Liverpool School Strike 1985 exhibition at The Bluecoat
It was the day when school really was out for thousands of Liverpool teenagers.
In April 1985, a protest against the Conservative government saw children across the city swap the classroom for the streets in a mass strike.
Arriving at St George's Plateau, in numbers far greater than anyone expected, they overwhelmed organisers and police, and ignoring the official march route streamed through the city's streets.
Local photographer Dave Sinclair, then 26, ran alongside the children as they made their way to the city's Pier Head.
The images he took on that day are part of an exhibition, Democratic Promenade, at Liverpool's Bluecoat Arts Centre, which looks at the city's radical past.
Mr Sinclair was a student in Liverpool in the late 1970s when the area's unemployment rate began to steadily rise.
"I was living in Everton, I'd been there when all the factories had been pulled down," he said.
"Tate and Lyle, Bibby's, British American Tobacco, all the big factories that had been in Everton and around the docks had gone.
"I was just surrounded by this rubble and apocalyptic landscape, I started taking photographs because it was such a dramatic landscape I was living in.
"My politics had always been left leaning anyway, and by 1985 I was taking pictures for The Militant newspaper, as well as doing my own projects."
In April 1985, a series of protests were organised across the country in opposition to the Conservative government's plans to make the Youth Training Scheme (YTS) compulsory for any young person who was unemployed.
The measure was planned to reduce unemployment among young people and provide them with training and skills, but many complained that the scheme, which didn't guarantee a job at the end of it, was used by employers as a way of obtaining cheap labour.
In Liverpool, where youth unemployment was reaching record levels, thousands of children who were reaching school leaving age took the day off to take part in the march.
"There had been a leaflet campaign and a lot of word of mouth, but on the day we had no idea it was going to be as big as it was," Mr Sinclair recalled.
'A small victory'
"Some schools closed because kids didn't turn up, some saw it as a day of sagging off.
"It was stewarded by Liverpool Labour councillors, but we lost control of it when that amount of people turned up.
"It was meant to be going from St George's Hall through the city centre to the Pier Head, but once the kids heard the words "Pier Head", they just went straight down Roe Street and Dale Street - they just ran.
"It was so fast, and the numbers were so big, that we couldn't stop them and redirect them."
The children raced past Liverpool Town Hall to the waterfront, where they were addressed by a number of speakers, including local Labour MP Terry Fields.
"The environment in Liverpool then was quite different to now, it was a bit more bleak," said Mr Sinclair, who has lived in London for the last ten years.

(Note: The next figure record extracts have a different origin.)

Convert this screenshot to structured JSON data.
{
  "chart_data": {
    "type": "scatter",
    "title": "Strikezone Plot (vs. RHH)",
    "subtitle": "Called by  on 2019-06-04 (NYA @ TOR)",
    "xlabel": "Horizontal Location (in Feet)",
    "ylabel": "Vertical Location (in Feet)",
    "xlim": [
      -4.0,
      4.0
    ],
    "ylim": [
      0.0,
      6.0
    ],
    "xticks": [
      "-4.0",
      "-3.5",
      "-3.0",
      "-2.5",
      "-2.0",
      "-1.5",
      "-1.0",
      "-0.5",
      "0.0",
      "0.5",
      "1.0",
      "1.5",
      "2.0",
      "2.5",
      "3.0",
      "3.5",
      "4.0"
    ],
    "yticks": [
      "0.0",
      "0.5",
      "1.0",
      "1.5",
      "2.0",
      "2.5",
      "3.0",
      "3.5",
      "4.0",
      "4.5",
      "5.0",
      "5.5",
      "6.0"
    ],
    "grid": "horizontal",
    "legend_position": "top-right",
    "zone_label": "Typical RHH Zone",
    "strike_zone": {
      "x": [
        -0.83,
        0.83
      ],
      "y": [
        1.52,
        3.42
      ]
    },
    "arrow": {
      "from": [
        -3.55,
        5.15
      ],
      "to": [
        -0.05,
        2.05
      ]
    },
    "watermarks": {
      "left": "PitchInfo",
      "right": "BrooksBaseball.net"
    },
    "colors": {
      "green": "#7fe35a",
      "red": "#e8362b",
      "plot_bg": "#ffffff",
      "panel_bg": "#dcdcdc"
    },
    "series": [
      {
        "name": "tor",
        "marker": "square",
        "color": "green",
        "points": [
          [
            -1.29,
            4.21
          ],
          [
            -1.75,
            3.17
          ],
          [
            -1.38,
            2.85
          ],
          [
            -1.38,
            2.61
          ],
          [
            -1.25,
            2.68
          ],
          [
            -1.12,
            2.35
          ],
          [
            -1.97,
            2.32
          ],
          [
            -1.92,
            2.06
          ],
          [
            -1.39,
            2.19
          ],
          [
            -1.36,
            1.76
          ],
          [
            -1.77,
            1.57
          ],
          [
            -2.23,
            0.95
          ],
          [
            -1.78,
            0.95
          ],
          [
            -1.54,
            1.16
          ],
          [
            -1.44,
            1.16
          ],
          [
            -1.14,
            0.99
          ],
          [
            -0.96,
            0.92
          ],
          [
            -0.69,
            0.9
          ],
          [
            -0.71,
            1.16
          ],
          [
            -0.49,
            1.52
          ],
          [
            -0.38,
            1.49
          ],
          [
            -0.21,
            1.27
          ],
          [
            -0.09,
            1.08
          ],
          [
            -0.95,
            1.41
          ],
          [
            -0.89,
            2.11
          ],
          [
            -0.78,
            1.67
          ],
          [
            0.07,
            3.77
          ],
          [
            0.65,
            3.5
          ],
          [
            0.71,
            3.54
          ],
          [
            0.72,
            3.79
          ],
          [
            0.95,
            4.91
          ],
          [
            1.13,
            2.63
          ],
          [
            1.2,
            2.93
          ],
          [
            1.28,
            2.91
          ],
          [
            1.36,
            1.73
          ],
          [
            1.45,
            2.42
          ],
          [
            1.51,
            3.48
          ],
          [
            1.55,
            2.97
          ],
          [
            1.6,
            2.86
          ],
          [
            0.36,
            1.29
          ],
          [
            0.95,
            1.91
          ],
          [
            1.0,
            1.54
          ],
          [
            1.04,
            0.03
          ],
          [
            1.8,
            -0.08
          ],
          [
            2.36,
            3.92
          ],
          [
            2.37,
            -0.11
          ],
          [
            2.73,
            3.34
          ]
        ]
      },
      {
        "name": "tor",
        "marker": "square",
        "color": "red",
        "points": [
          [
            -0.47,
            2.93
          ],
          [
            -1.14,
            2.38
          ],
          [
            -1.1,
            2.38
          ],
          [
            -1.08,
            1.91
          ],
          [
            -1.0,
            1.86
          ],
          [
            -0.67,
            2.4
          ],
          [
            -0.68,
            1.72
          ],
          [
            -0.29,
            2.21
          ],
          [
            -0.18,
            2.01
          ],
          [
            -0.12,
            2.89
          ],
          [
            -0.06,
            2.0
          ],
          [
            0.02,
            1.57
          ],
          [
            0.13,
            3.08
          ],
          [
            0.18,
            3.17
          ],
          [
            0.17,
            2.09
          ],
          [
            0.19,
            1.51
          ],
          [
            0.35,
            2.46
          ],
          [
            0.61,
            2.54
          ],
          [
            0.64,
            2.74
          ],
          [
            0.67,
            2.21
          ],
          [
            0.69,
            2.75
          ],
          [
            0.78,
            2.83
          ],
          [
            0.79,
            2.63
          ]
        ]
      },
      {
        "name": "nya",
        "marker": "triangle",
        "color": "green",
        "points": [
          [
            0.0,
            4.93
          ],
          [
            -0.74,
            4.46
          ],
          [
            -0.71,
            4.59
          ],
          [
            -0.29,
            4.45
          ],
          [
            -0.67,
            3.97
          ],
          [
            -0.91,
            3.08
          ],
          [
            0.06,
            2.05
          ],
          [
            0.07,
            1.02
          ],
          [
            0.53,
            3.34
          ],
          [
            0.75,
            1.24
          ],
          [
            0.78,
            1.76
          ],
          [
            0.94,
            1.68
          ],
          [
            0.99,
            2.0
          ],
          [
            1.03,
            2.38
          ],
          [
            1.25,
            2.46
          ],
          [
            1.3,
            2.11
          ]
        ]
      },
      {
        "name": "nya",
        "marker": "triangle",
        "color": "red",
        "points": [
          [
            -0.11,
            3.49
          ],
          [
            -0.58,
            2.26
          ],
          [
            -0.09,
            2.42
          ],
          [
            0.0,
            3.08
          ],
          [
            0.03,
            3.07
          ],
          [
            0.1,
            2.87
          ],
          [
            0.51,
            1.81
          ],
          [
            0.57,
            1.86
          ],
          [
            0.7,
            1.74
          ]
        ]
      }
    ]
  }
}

"Places like Croxteth it was something like 80% youth unemployment, almost everyone you knew between 18 and 23 was on the dole."
Following the protests the government retreated from proposals to make YTS compulsory, although it did later return to the plans.
"It was a small victory, but there weren't many victories under Thatcher," Mr Sinclair said.
"It gave you an amazing sense of optimism at the time, although politically it didn't achieve what we were after."
Democratic Promenade is at Liverpool's Bluecoat Arts Centre until 27 November.